S-Adenosyl-Methionine improves depression in patients with Parkinson’s disease in an open-label clinical trial [125]
13 depressed patients with PD. SAMe was administered in doses of 800 to 3600 mg per day for a period of 10 weeks. Eleven patients completed the study. Subjects had previously taken anti-depressives without effect. 10 of 13 showed at least 50% improvement in HDS. Although uncontrolled and preliminary, this study suggests that SAM is well tolerated and may be a safe and effective alternative to the antidepressant agents currently used in patients with Parkinson’s disease.

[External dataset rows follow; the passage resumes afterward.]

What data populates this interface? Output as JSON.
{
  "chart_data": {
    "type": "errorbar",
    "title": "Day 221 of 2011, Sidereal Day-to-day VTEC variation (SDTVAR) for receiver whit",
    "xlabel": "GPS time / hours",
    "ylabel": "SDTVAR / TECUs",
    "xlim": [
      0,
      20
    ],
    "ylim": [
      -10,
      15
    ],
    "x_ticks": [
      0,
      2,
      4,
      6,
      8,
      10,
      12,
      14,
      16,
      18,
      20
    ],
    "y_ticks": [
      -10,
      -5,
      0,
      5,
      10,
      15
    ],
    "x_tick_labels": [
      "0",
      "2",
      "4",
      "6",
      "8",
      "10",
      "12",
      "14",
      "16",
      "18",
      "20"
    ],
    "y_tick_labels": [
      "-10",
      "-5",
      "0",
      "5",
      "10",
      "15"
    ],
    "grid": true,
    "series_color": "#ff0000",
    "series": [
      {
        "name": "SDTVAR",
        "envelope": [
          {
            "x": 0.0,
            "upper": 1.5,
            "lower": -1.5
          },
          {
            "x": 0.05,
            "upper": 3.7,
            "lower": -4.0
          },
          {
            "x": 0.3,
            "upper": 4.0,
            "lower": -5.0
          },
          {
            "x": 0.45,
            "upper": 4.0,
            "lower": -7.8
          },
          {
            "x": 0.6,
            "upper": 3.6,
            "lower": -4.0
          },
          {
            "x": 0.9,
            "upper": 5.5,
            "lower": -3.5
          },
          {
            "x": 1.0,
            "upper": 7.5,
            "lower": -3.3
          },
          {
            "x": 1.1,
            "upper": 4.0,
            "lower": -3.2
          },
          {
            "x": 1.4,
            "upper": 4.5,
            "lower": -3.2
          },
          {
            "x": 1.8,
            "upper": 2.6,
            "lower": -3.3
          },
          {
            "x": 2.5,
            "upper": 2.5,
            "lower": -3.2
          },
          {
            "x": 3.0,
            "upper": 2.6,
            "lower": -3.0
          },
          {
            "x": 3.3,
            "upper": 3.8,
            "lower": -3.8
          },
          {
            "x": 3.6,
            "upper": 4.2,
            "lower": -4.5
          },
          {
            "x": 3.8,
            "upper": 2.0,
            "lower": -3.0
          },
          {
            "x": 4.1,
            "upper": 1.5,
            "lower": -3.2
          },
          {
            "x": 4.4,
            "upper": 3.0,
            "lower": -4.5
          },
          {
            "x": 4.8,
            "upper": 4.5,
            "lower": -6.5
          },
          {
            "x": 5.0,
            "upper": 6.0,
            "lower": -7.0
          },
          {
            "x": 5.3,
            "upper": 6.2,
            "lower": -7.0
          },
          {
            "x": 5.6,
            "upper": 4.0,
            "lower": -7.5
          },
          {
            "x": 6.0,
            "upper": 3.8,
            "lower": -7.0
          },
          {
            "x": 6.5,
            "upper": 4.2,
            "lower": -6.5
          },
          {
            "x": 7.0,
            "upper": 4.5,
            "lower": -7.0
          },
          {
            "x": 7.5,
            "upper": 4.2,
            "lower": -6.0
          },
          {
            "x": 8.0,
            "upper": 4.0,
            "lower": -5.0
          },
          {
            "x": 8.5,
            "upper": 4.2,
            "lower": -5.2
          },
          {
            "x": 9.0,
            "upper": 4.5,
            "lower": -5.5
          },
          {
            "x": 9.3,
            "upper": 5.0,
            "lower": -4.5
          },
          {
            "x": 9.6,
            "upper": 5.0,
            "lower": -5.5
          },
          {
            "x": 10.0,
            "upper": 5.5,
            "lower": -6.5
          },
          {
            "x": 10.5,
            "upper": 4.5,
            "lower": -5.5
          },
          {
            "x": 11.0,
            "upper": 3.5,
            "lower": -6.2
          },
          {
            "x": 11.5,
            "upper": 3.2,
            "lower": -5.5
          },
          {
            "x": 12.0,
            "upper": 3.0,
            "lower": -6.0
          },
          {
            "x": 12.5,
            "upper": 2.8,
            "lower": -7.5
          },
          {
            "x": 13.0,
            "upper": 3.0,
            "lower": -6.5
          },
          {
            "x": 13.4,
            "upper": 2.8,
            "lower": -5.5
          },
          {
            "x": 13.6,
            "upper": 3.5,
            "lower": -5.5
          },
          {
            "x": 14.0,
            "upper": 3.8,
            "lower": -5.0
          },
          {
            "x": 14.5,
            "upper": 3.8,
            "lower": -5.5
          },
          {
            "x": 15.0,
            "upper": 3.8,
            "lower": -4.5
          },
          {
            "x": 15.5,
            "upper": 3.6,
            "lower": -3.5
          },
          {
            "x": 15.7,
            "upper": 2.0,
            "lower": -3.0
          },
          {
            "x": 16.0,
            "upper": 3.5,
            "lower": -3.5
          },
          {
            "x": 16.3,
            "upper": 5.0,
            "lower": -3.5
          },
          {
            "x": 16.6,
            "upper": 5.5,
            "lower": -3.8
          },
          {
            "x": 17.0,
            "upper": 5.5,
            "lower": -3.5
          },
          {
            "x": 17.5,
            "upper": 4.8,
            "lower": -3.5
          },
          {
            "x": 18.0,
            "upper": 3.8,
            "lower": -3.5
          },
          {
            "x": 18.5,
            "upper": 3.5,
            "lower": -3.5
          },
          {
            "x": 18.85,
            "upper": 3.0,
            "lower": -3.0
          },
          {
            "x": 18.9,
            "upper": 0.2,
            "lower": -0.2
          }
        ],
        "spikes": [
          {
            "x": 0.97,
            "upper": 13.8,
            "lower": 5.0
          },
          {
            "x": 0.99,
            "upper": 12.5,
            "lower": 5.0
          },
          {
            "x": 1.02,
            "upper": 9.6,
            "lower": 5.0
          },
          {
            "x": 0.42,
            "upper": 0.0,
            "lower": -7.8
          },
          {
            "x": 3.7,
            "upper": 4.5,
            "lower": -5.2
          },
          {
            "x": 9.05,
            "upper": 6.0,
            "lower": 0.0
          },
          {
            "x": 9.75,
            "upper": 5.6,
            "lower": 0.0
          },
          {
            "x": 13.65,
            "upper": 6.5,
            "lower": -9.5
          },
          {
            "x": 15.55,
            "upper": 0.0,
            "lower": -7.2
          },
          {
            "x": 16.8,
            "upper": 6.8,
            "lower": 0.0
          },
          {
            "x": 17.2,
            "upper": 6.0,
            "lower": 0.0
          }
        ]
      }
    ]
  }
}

Double-blind, placebo-controlled study of S-adenosyl-L-methionine in depressed postmenopausal women
[126]
80 women, between the ages of 45 and 59, who were diagnosed as having DSM-III-R major depressive disorder or dysthymia between 6 and 36 months following either natural menopause or hysterectomy, underwent 1 week of single-blind placebo washout, followed by 30 days of double-blind treatment with either SAMe 1,600 mg/day or placebo. There was a significantly greater improvement in depressive symptoms in the group treated with SAMe compared to the placebo group from day 10 of the study.
The antidepressant potential of oral S-adenosyl-l-methionine
[101]
20 outpatients with major depression, including those with (n = 9) and without (n = 11) prior history of antidepressant nonresponse. The group as a whole significantly improved with oral SAMe: 7 of 11 non-treatment-resistant and 2 of 9 treatment-resistant patients experienced full antidepressant response.